Nueva York 2: Llegada

Contar lo que no puedo contar   el blog de Joaquín Campos

 

Al final uno consigue lo que se plantea: me quise marchar de China con destino a Camboya, y bien que lo hice; luego publicar un libro, y ayer mismo me enviaron la portada del segundo. Por lo que puse en el horizonte pasarme unos días en Nueva York y hace escasas horas que mi avión de dos plantas –esos Airbus 380 que quitan el sentido– aterrizó, desde Seúl, en un aeropuerto JFK completamente nevado y helado. De ahí al hogar que me acoge en pleno Manhattan, cedido de manera altruista, un trayecto en trenes y metro, donde ya comienza a detectarse el sabor neoyorquino, por mucho que los críticos de la capital del mundo se ceben con su suburbano, sucio y obsoleto, que entre otros asuntos padece esa tercera edad porque fue de los primeros del mundo en ser construido, concretamente en 1904. En los vagones, por cierto, un importantísimo porcentaje de lectores: desde blancos estiraditos que repasaban el New York Times, a hípsters engalanados con gorros de lana copados por una bola atraídos por viejas novelas, y negros de apariencia deprimida que se quedaban obnubilados con la edición del New York Post, donde se informaba, a modo de teleserie melodramática, de la posibilidad de que la hija de Whitney Houston sea desenganchada de la máquina que la mantiene con vida el mismo día que falleció su madre.
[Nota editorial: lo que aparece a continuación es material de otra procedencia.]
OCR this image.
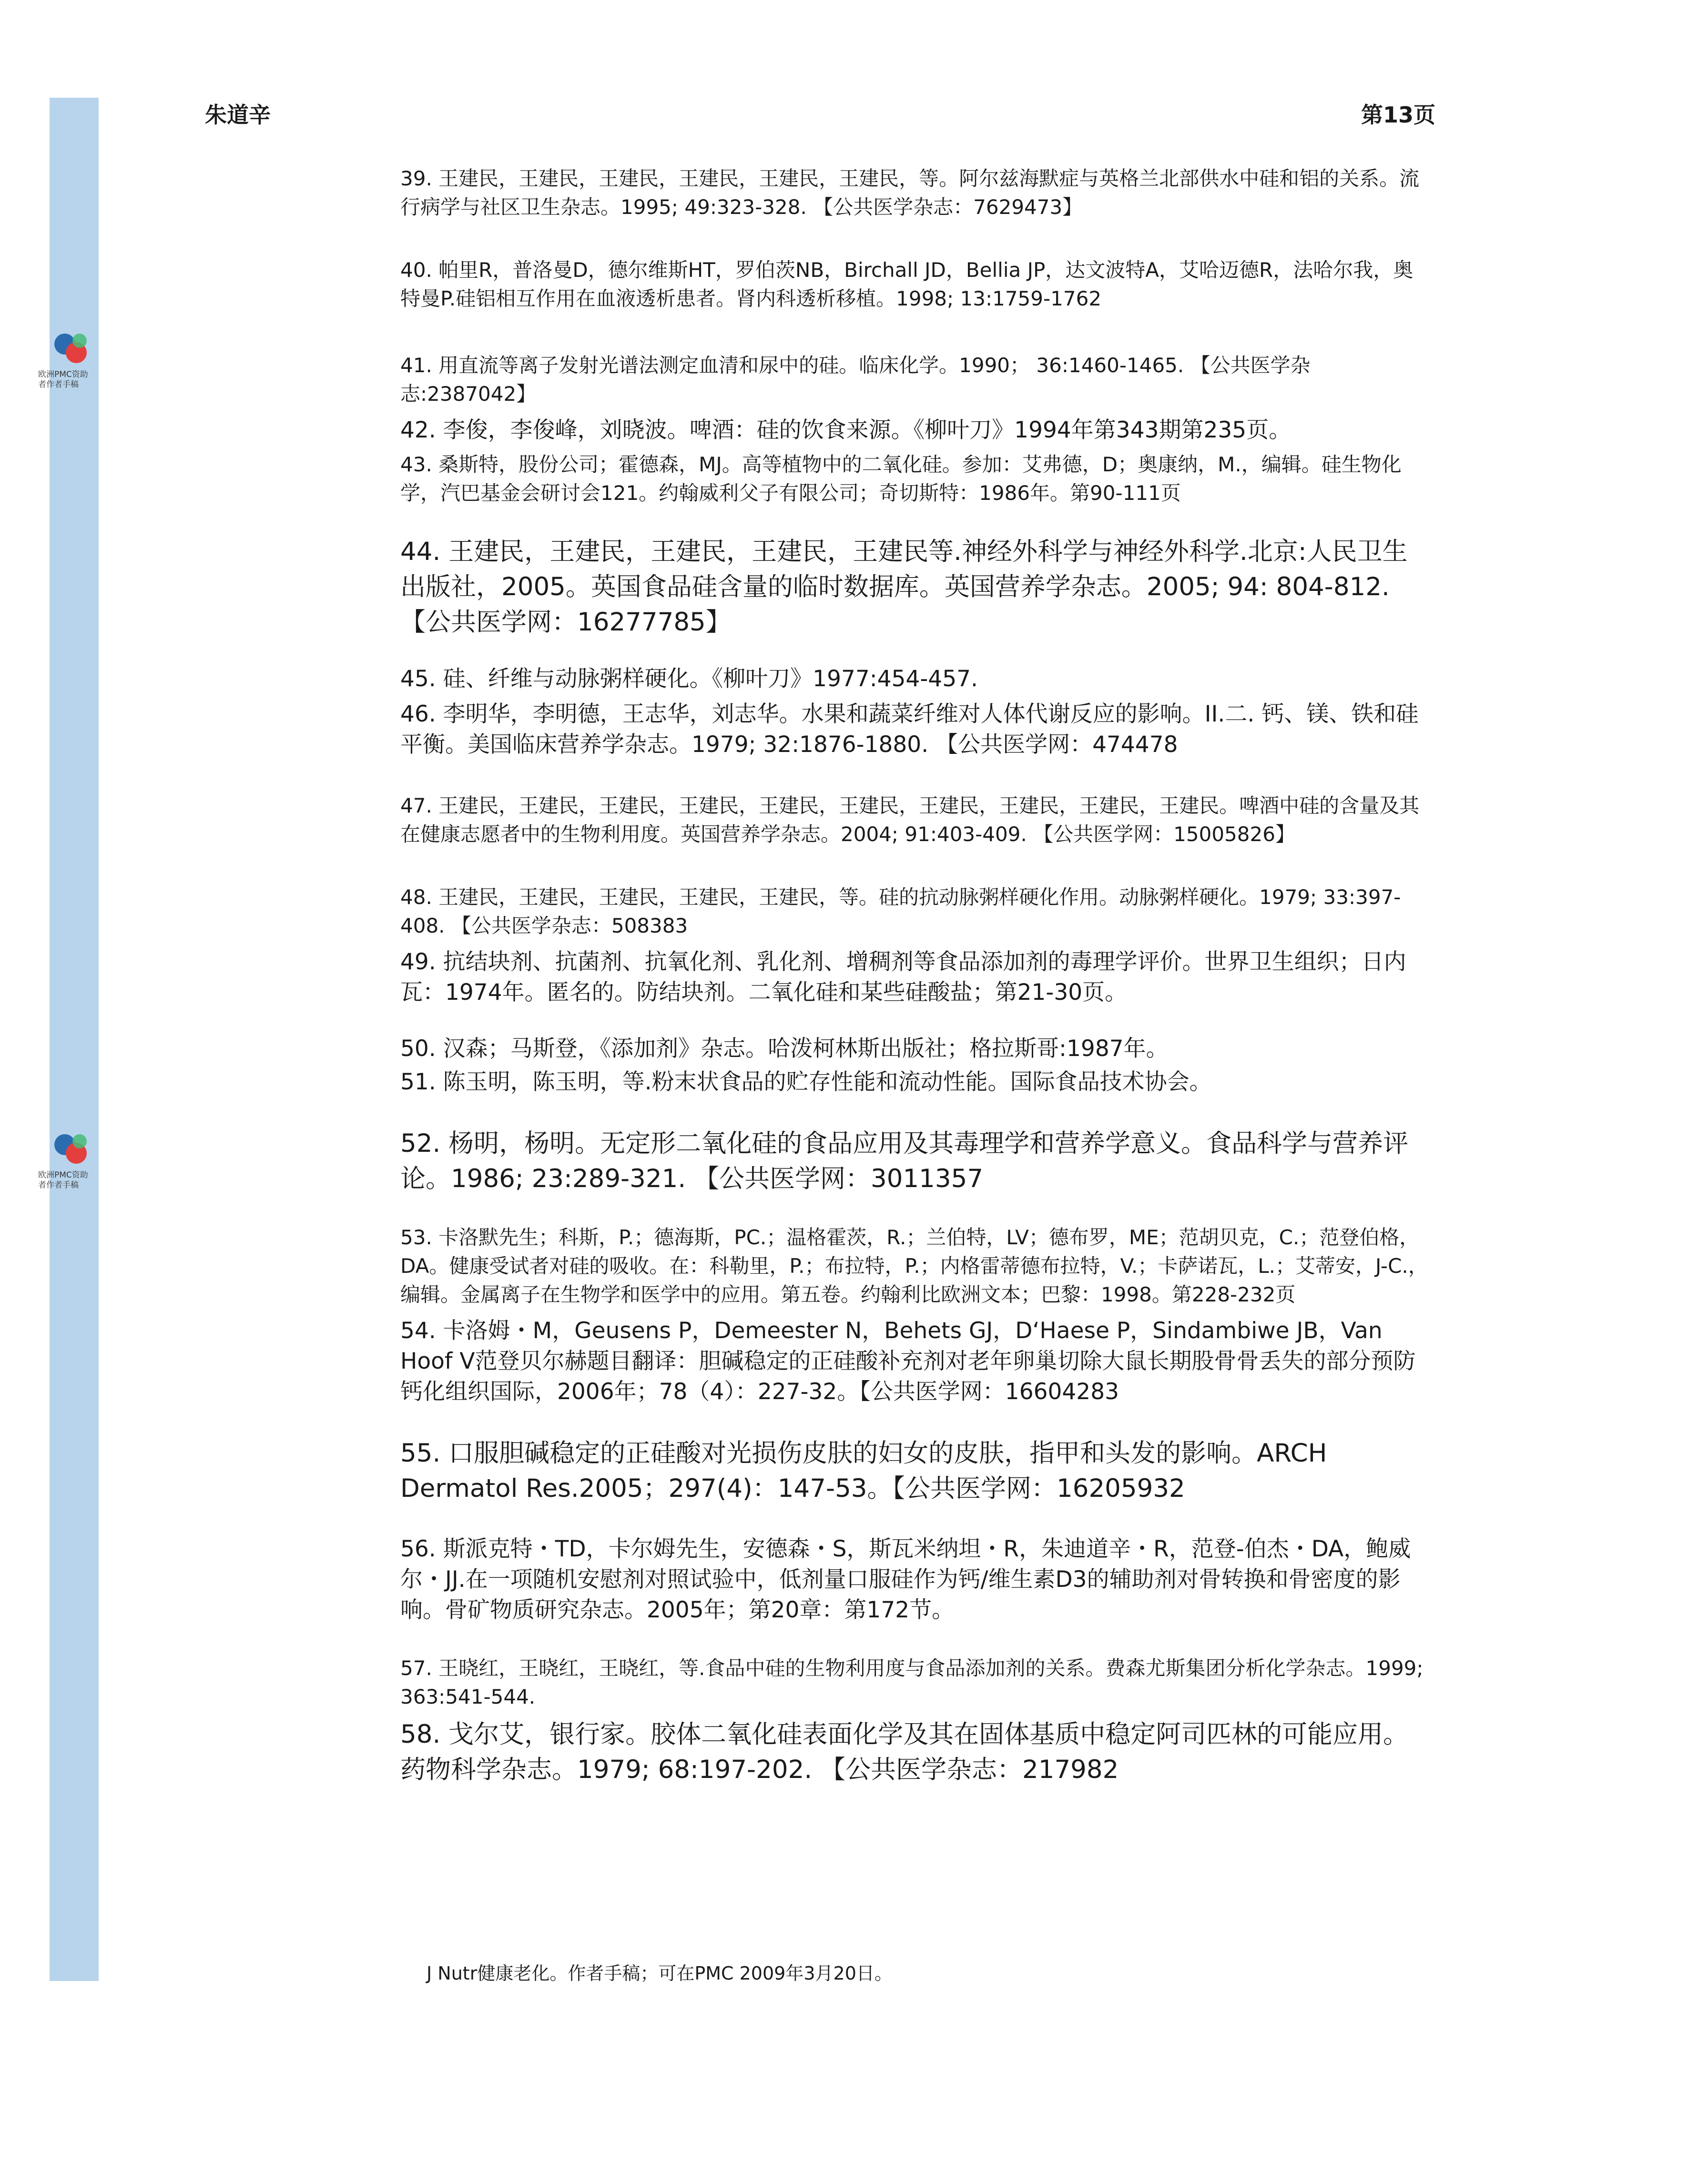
欧洲PMC资助者作者手稿
欧洲PMC资助者作者手稿
朱道辛	第13页

39. 王建民，王建民，王建民，王建民，王建民，王建民，等。阿尔兹海默症与英格兰北部供水中硅和铝的关系。流行病学与社区卫生杂志。1995; 49:323-328. 【公共医学杂志：7629473】

40. 帕里R，普洛曼D，德尔维斯HT，罗伯茨NB，Birchall JD，Bellia JP，达文波特A，艾哈迈德R，法哈尔我，奥特曼P.硅铝相互作用在血液透析患者。肾内科透析移植。1998; 13:1759-1762

41. 用直流等离子发射光谱法测定血清和尿中的硅。临床化学。1990； 36:1460-1465. 【公共医学杂志:2387042】

42. 李俊，李俊峰，刘晓波。啤酒：硅的饮食来源。《柳叶刀》1994年第343期第235页。

43. 桑斯特，股份公司；霍德森，MJ。高等植物中的二氧化硅。参加：艾弗德，D；奥康纳，M.，编辑。硅生物化学，汽巴基金会研讨会121。约翰威利父子有限公司；奇切斯特：1986年。第90-111页

44. 王建民，王建民，王建民，王建民，王建民等.神经外科学与神经外科学.北京:人民卫生出版社，2005。英国食品硅含量的临时数据库。英国营养学杂志。2005; 94: 804-812. 【公共医学网：16277785】

45. 硅、纤维与动脉粥样硬化。《柳叶刀》1977:454-457.

46. 李明华，李明德，王志华，刘志华。水果和蔬菜纤维对人体代谢反应的影响。II.二. 钙、镁、铁和硅平衡。美国临床营养学杂志。1979; 32:1876-1880. 【公共医学网：474478

47. 王建民，王建民，王建民，王建民，王建民，王建民，王建民，王建民，王建民，王建民。啤酒中硅的含量及其在健康志愿者中的生物利用度。英国营养学杂志。2004; 91:403-409. 【公共医学网：15005826】

48. 王建民，王建民，王建民，王建民，王建民，等。硅的抗动脉粥样硬化作用。动脉粥样硬化。1979; 33:397-408. 【公共医学杂志：508383

49. 抗结块剂、抗菌剂、抗氧化剂、乳化剂、增稠剂等食品添加剂的毒理学评价。世界卫生组织；日内瓦：1974年。匿名的。防结块剂。二氧化硅和某些硅酸盐；第21-30页。

50. 汉森；马斯登，《添加剂》杂志。哈泼柯林斯出版社；格拉斯哥:1987年。

51. 陈玉明，陈玉明，等.粉末状食品的贮存性能和流动性能。国际食品技术协会。

52. 杨明，杨明。无定形二氧化硅的食品应用及其毒理学和营养学意义。食品科学与营养评论。1986; 23:289-321. 【公共医学网：3011357

53. 卡洛默先生；科斯，P.；德海斯，PC.；温格霍茨，R.；兰伯特，LV；德布罗，ME；范胡贝克，C.；范登伯格，DA。健康受试者对硅的吸收。在：科勒里，P.；布拉特，P.；内格雷蒂德布拉特，V.；卡萨诺瓦，L.；艾蒂安，J-C.，编辑。金属离子在生物学和医学中的应用。第五卷。约翰利比欧洲文本；巴黎：1998。第228-232页

54. 卡洛姆・M，Geusens P，Demeester N，Behets GJ，D‘Haese P，Sindambiwe JB，Van Hoof V范登贝尔赫题目翻译：胆碱稳定的正硅酸补充剂对老年卵巢切除大鼠长期股骨骨丢失的部分预防钙化组织国际，2006年；78（4）：227-32。【公共医学网：16604283

55. 口服胆碱稳定的正硅酸对光损伤皮肤的妇女的皮肤，指甲和头发的影响。ARCH Dermatol Res.2005；297(4)：147-53。【公共医学网：16205932

56. 斯派克特・TD，卡尔姆先生，安德森・S，斯瓦米纳坦・R，朱迪道辛・R，范登-伯杰・DA，鲍威尔・JJ.在一项随机安慰剂对照试验中，低剂量口服硅作为钙/维生素D3的辅助剂对骨转换和骨密度的影响。骨矿物质研究杂志。2005年；第20章：第172节。

57. 王晓红，王晓红，王晓红，等.食品中硅的生物利用度与食品添加剂的关系。费森尤斯集团分析化学杂志。1999; 363:541-544.

58. 戈尔艾，银行家。胶体二氧化硅表面化学及其在固体基质中稳定阿司匹林的可能应用。药物科学杂志。1979; 68:197-202. 【公共医学杂志：217982

J Nutr健康老化。作者手稿；可在PMC 2009年3月20日。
Y no quedaba ahí la cosa, porque diversos latinos leían ediciones –y todo lo que les cuento se producía en papel: nada de tabletas– de periódicos como ‘El Diario’ y otros medios, desconocidos, que hablaban de la selección cubana de beisbol y hasta de la crisis futbolística del Real Madrid.

 

En la estación de Lexington con la calle 53 me apeé, comprendiendo que el que busca el invierno real y aterriza en febrero en Nueva York, lo encuentra; con unas temperaturas que en España abrirían informativos –en el aeropuerto tocamos pista a –8, ya en Manhattan a media mañana alcanzamos los –2; este fin de semana padeceremos 20 bajo cero– y que por estos lares no son más que autenticidades con las que se convive cada año. Los residentes caminaban, charloteaban, reían distendidos; otros con rictus tensos y andares despiadados parecían preparar de manera terrorista alguna reunión ultra capitalista con desembocadura crediticia. Pero debe saberse que, por mucho que acabe de aterrizar, Nueva York es el lugar. Estuve aquí hace ya quince años, más perdido que una tuerca en una ensalada ecológica, imposibilitado para comprender la grandeza de una ciudad que es grande por su población; y esa población, además, es en su mayoría de otras ciudades norteamericanas si no directamente de otros países y continentes. Nueva York apesta a arte, a música, a cajeros automáticos repletos de vagabundos, a estaciones de metro con ratas a destajo, y a todo aquello con lo que las demás capitales del mundo sueñan. Y todo esto trufado de un fabuloso orden y concierto en medio de un violentísimo invierno, donde, y que no quepa la menor duda, todo sigue funcionando como si tal cosa.

 

Únicamente, porque ayer era el último día de la exhibición, acudí, soñoliento y muerto de frío al MOMA, donde Henri Matisse era el protagonista. Debo reconocer que el arte contemporáneo me es entre incomprensible y fraudulento. Al menos en una buena parte. Aunque claro, que yo publique libros no debe ser más que la razón de que nos movemos por una etapa de la vida demasiado rápida. La colección a la que aludía, basada en recortes de papel pegados en lienzos, me la trajo al pairo. Salvo una estupenda vidriera que fue la única razón por la invertí más de cuatro minutos de mi tiempo observándola detenidamente. Reconozco que la afluencia era turba. Y que ante esto poco podemos hacer los que criticamos. Que el MOMA estaba lleno hasta la bandera, y que yo, supongo que desnortado por el frío extremo y las primeras trazas de jet-lag, no era más que un quejoso viandante que había entrado a aquellas instalaciones gracias a un pase anual a nombre de otra persona. Toda una ilegalidad por mi parte.

 

Luego volví a casa deteniéndome en una panadería, una vinoteca y un supermercado, donde me abastecí de un suculento pan integral, una botella de vino y una importante colección de verduras. El pago total, casi a la altura de lo que debe costar en el mercado del arte alguno de los troquelados de Matisse. Por lo que mientras me guisaba un estupendo potaje de verduras asumí, que residiendo e ingresando en Camboya, me esperan unos días neoyorquinos donde me veré obligado a apretarme el cinturón. Al menos pasear sigue siendo gratis.

 

 

Joaquín Campos, 11/02/15, Nueva York.